The research will comprise effects of penetration of photovoltaic on existing distribution network. This will include power quality, voltage stability and customer load when there is a penetration. The graphs would display and let the utility organization know till what level the penetration should be done on a distribution network. The advantages and the need for doing the research is that the load can be distributed from the utility to the photovoltaic panels which are installed and the utility would have to generate less by the existing means. In this case by means of Hydro.
In this project, a methodology for controlling the distributed generation resources connected to the distribution system level will be developed. This control strategy will improve the efficiency and reliability of the operation by decreasing the losses, managing the assets, and increasing the system reliability. There are currently several feeders in the BC Hydro distribution system with considerable amount of distributed generation installed. This has caused voltage problems at the feeder level and also control issues at the substation level.
Rain-on-snow events, where rain falls on pre-existing snow, cause some of the highest peak flows in mountainous coastal regions, such as Southwestern British Columbia. Operational hydrologists have a difficult time predicting runoff during these events because of an incomplete knowledge of the energy fluxes into and within the snowpack over large areas, and because of an incomplete knowledge of which areas of a watershed have snow coverage and which do not.
The objective is to create new weather-forecast products to enable BC Hydro meteorologists to better support electric-power generation, power transmission, dispatch of emergency repair crews, anticipation of electric loads, and energy trading.
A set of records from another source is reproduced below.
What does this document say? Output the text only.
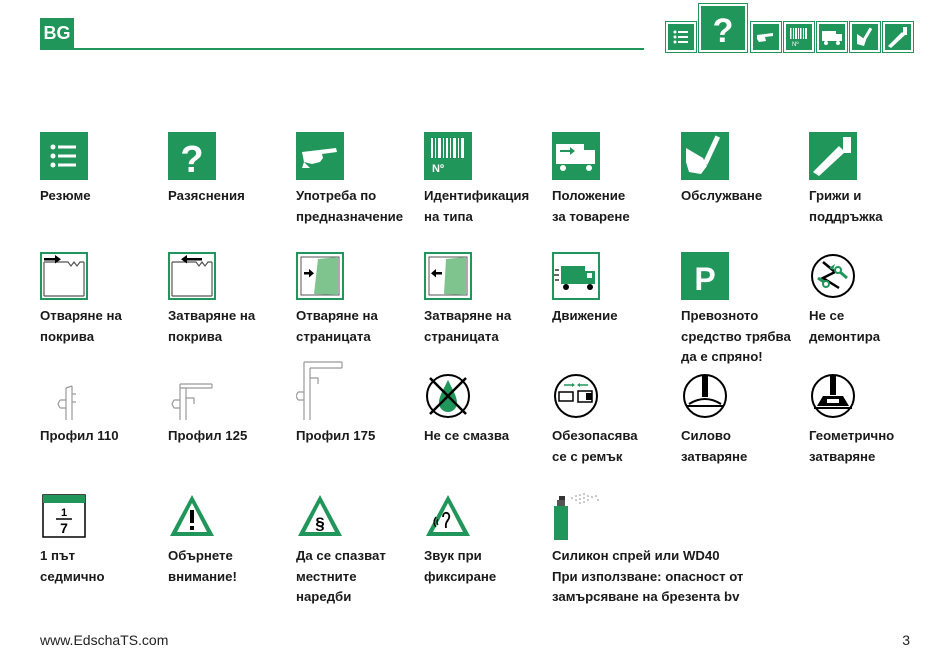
BG	?	Nº
Резюме
?
Разяснения	Употреба по
предназначение
Nº
Идентификация
на типа
Положение
за товарене
Обслужване	Грижи и
поддръжка
Отваряне на
покрива
Затваряне на
покрива
Отваряне на
страницата
Затваряне на
страницата
Движение
P
Превозното
средство трябва
да е спряно!
Не се
демонтира
Профил 110	Профил 125	Профил 175	Не се смазва	Обезопасява
се с ремък
Силово
затваряне
Геометрично
затваряне
1
7
1 път
седмично
Обърнете
внимание!
§
Да се спазват
местните
наредби
Звук при
фиксиране
Силикон спрей или WD40
При използване: опасност от
замърсяване на брезента bv
www.EdschaTS.com	3
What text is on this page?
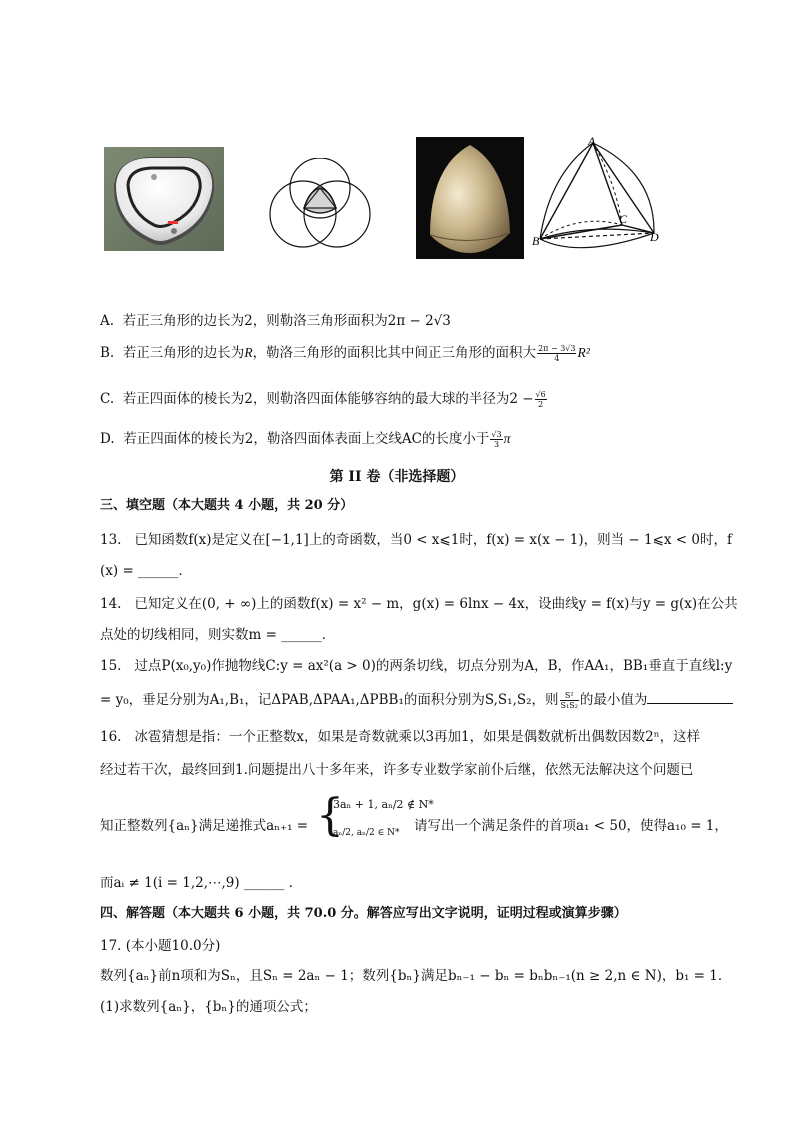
A
B
C
D
A. 若正三角形的边长为2，则勒洛三角形面积为2π − 2√3
B. 若正三角形的边长为R，勒洛三角形的面积比其中间正三角形的面积大 $\frac{2\pi - 3√3}{4} R^2$
C. 若正四面体的棱长为2，则勒洛四面体能够容纳的最大球的半径为$2 - \frac{√6}{2}$
D. 若正四面体的棱长为2，勒洛四面体表面上交线AC的长度小于 $\frac{√3}{3}$ π
第 II 卷（非选择题）
三、填空题（本大题共 4 小题，共 20 分）
13. 已知函数f(x)是定义在[−1,1]上的奇函数，当0 < x⩽1时，f(x) = x(x − 1)，则当 − 1⩽x < 0时，f
(x) = ______．
14. 已知定义在(0, + ∞)上的函数f(x) = x² − m，g(x) = 6lnx − 4x，设曲线y = f(x)与y = g(x)在公共
点处的切线相同，则实数m = ______．
15. 过点P(x₀,y₀)作抛物线C:y = ax²(a > 0)的两条切线，切点分别为A，B，作AA₁，BB₁垂直于直线l:y
= y₀，垂足分别为A₁,B₁，记ΔPAB,ΔPAA₁,ΔPBB₁的面积分别为S,S₁,S₂，则 $\frac{\text{S²}}{\text{S₁S₂}}$ 的最小值为
16. 冰雹猜想是指：一个正整数x，如果是奇数就乘以3再加1，如果是偶数就析出偶数因数2ⁿ，这样
经过若干次，最终回到1.问题提出八十多年来，许多专业数学家前仆后继，依然无法解决这个问题已
知正整数列{aₙ}满足递推式aₙ₊₁ = {
3aₙ + 1, aₙ/2 ∉ N*
aₙ/2, aₙ/2 ∈ N* 请写出一个满足条件的首项a₁ < 50，使得a₁₀ = 1，
而aᵢ ≠ 1(i = 1,2,⋯,9) ______ ．
四、解答题（本大题共 6 小题，共 70.0 分。解答应写出文字说明，证明过程或演算步骤）
17. (本小题10.0分)
数列{aₙ}前n项和为Sₙ，且Sₙ = 2aₙ − 1；数列{bₙ}满足bₙ₋₁ − bₙ = bₙbₙ₋₁(n ≥ 2,n ∈ N)，b₁ = 1．
(1)求数列{aₙ}，{bₙ}的通项公式；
The method is to use powerful computers to solve atmospheric equations for future weather (a method called Numerical Weather Prediction, NWP), and to improve and tailor the output as specified by BC Hydro.
While energy conservation in the home is an important part of reducing our ecological footprint most people do not understand or even realize how their energy consumption works and how they can manage it. In-home displays offer the opportunity to help become more aware, but often do not fit into a home’s aesthetics, typically relegated to an unobvious location after the novelty “wears off”. They also provided little opportunity for interaction and learning.
BC Hydro purchases power from four independent wind farms in British Columbia to supplement their hydropower. But wind is not steady, so BC Hydro must compensate for shortfalls or excesses in wind power to provide steady, reliable, economical power to its customers. To achieve this reliability, BC Hydro uses wind forecasts provided by the University of British Columbia (UBC). These forecasts are made with computer codes called Numerical Weather Prediction models that describe atmospheric airflow, but each model has a range of options.